- Genre: Game show
- Presented by: Jack Lescoulie Fred Davis
- Country of origin: United States
- Original language: English
- No. of seasons: 1

Production
- Camera setup: Multi-camera
- Running time: 30 minutes

Original release
- Network: NBC
- Release: September 13 – December 27, 1958

= Brains & Brawn =

Brains & Brawn is the name of two similar NBC game shows aired on Saturdays (in different slots) in 1958 and 1993 respectively.

==First version==
The first version of the show premiered on 13 September 1958, on the NBC system, airing Saturdays at 10:30 p.m. Eastern Standard Time. It was hosted by Jack Lescoulie and Fred Davis. There were two teams composed of two contestants each; two celebrity guests formed the "Brain" portion (hosted by Davis) and two other contestants formed the "Brawn" portion (hosted by Lescoulie).
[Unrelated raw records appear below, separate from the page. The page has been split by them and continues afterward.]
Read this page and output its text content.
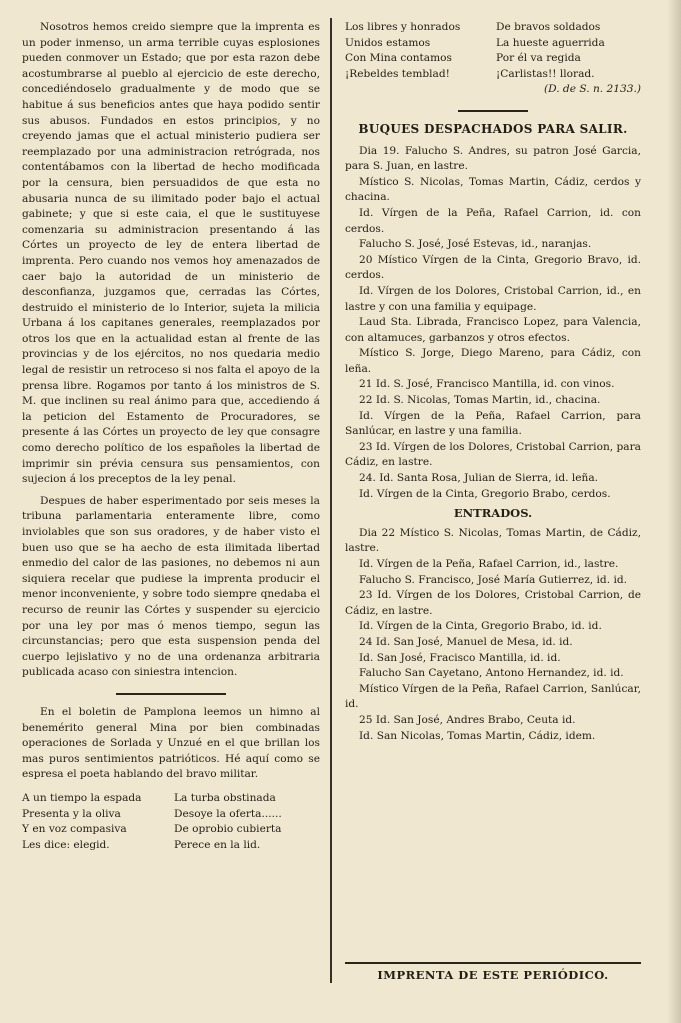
Nosotros hemos creido siempre que la imprenta es un poder inmenso, un arma terrible cuyas esplosiones pueden conmover un Estado; que por esta razon debe acostumbrarse al pueblo al ejercicio de este derecho, concediéndoselo gradualmente y de modo que se habitue á sus beneficios antes que haya podido sentir sus abusos. Fundados en estos principios, y no creyendo jamas que el actual ministerio pudiera ser reemplazado por una administracion retrógrada, nos contentábamos con la libertad de hecho modificada por la censura, bien persuadidos de que esta no abusaria nunca de su ilimitado poder bajo el actual gabinete; y que si este caia, el que le sustituyese comenzaria su administracion presentando á las Córtes un proyecto de ley de entera libertad de imprenta. Pero cuando nos vemos hoy amenazados de caer bajo la autoridad de un ministerio de desconfianza, juzgamos que, cerradas las Córtes, destruido el ministerio de lo Interior, sujeta la milicia Urbana á los capitanes generales, reemplazados por otros los que en la actualidad estan al frente de las provincias y de los ejércitos, no nos quedaria medio legal de resistir un retroceso si nos falta el apoyo de la prensa libre. Rogamos por tanto á los ministros de S. M. que inclinen su real ánimo para que, accediendo á la peticion del Estamento de Procuradores, se presente á las Córtes un proyecto de ley que consagre como derecho político de los españoles la libertad de imprimir sin prévia censura sus pensamientos, con sujecion á los preceptos de la ley penal.

Despues de haber esperimentado por seis meses la tribuna parlamentaria enteramente libre, como inviolables que son sus oradores, y de haber visto el buen uso que se ha aecho de esta ilimitada libertad enmedio del calor de las pasiones, no debemos ni aun siquiera recelar que pudiese la imprenta producir el menor inconveniente, y sobre todo siempre qnedaba el recurso de reunir las Córtes y suspender su ejercicio por una ley por mas ó menos tiempo, segun las circunstancias; pero que esta suspension penda del cuerpo lejislativo y no de una ordenanza arbitraria publicada acaso con siniestra intencion.

En el boletin de Pamplona leemos un himno al benemérito general Mina por bien combinadas operaciones de Sorlada y Unzué en el que brillan los mas puros sentimientos patrióticos. Hé aquí como se espresa el poeta hablando del bravo militar.

A un tiempo la espada	La turba obstinada
Presenta y la oliva	Desoye la oferta......
Y en voz compasiva	De oprobio cubierta
Les dice: elegid.	Perece en la lid.
Los libres y honrados	De bravos soldados
Unidos estamos	La hueste aguerrida
Con Mina contamos	Por él va regida
¡Rebeldes temblad!	¡Carlistas!! llorad.
(D. de S. n. 2133.)
BUQUES DESPACHADOS PARA SALIR.

Dia 19. Falucho S. Andres, su patron José Garcia, para S. Juan, en lastre.

Místico S. Nicolas, Tomas Martin, Cádiz, cerdos y chacina.

Id. Vírgen de la Peña, Rafael Carrion, id. con cerdos.

Falucho S. José, José Estevas, id., naranjas.

20 Místico Vírgen de la Cinta, Gregorio Bravo, id. cerdos.

Id. Vírgen de los Dolores, Cristobal Carrion, id., en lastre y con una familia y equipage.

Laud Sta. Librada, Francisco Lopez, para Valencia, con altamuces, garbanzos y otros efectos.

Místico S. Jorge, Diego Mareno, para Cádiz, con leña.

21 Id. S. José, Francisco Mantilla, id. con vinos.

22 Id. S. Nicolas, Tomas Martin, id., chacina.

Id. Vírgen de la Peña, Rafael Carrion, para Sanlúcar, en lastre y una familia.

23 Id. Vírgen de los Dolores, Cristobal Carrion, para Cádiz, en lastre.

24. Id. Santa Rosa, Julian de Sierra, id. leña.

Id. Vírgen de la Cinta, Gregorio Brabo, cerdos.

ENTRADOS.

Dia 22 Místico S. Nicolas, Tomas Martin, de Cádiz, lastre.

Id. Vírgen de la Peña, Rafael Carrion, id., lastre.

Falucho S. Francisco, José María Gutierrez, id. id.

23 Id. Vírgen de los Dolores, Cristobal Carrion, de Cádiz, en lastre.

Id. Vírgen de la Cinta, Gregorio Brabo, id. id.

24 Id. San José, Manuel de Mesa, id. id.

Id. San José, Fracisco Mantilla, id. id.

Falucho San Cayetano, Antono Hernandez, id. id.

Místico Vírgen de la Peña, Rafael Carrion, Sanlúcar, id.

25 Id. San José, Andres Brabo, Ceuta id.

Id. San Nicolas, Tomas Martin, Cádiz, idem.

IMPRENTA DE ESTE PERIÓDICO.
The complex structure of the show puzzled audiences and sponsors (it ran as a sustaining program) and was cancelled after just three or four months.

==Second version==

A second and final version was hosted by Mark-Paul Gosselaar, shown as part of NBC's teen-oriented Saturday morning programming and ran from July 10 to October 16, 1993.

Gosselaar's co-host in early episodes was Danielle Harris; she was replaced by Tatyana M. Ali, who was a team captain on a previous episode. "From the backlot of Universal Studios in Hollywood", the show pit two teams of teens against each other in fast-paced rounds of academic and physical challenges accompanied by music and special effects.

===Format===
Two teams of three teenagers, one of whom was a celebrity captain, competed. They competed in five events for points, which they would use in the Obstacle Course at the end of the show.

Games played include:

- "2-Minute Drill" – Each contestant stood at a podium. Mark-Paul would read a question with three possible answers, and each one punched in what they believed was the right answer. The round lasted for 2 minutes, and each right answer won the team 10 points.
- "Hockey" – One contestant from each team played; one would be the goalie, while the other would try to hit balls with a hockey stick into their net. Each team had 30 seconds to score goals, and would earn 10 points for every goal.
- "Swing Shot" – Two contestants from one team had to throw balls through three large holes in a wall. However, a member of the opposing team sat on a pendulum swinging in front of the holes, and would try to block the balls as they flew past. Each team got 30 seconds to do this, and each ball that made it through a hole earned 10 points.
- "Oddity" – Each team faces an identical board, with ten rows of three items. One item in each row was the oddity that did not belong with the rest. Each team had 60 seconds to move the oddities into a column in the center. They received 20 points for each oddity correctly identified.
- "Volleyball" – The teams played a 3-minute game of volleyball, with 20 points awarded for each score. Two things made this game more difficult; first, each teammate was connected to each other with a bungee cord. Second, the net was a solid trip of fabric, so the ball could not be seen through it.

After five events, both teams went to the Obstacle Course. First, the contestants had to run through tires, then climb a fire escape ladder. Then, they had to slide into a large air cushion. After that, they cross a balance beam to reach a zip line. Then they enter a three-seater, pedal-driven buggy to pedal to the finish line. The first team to cross the line won the course and the game. The team in the lead received a head start; for every 10 points the team had scored over their opponents, they would receive one second.

Each member of the winning team received a Bushnell telescope.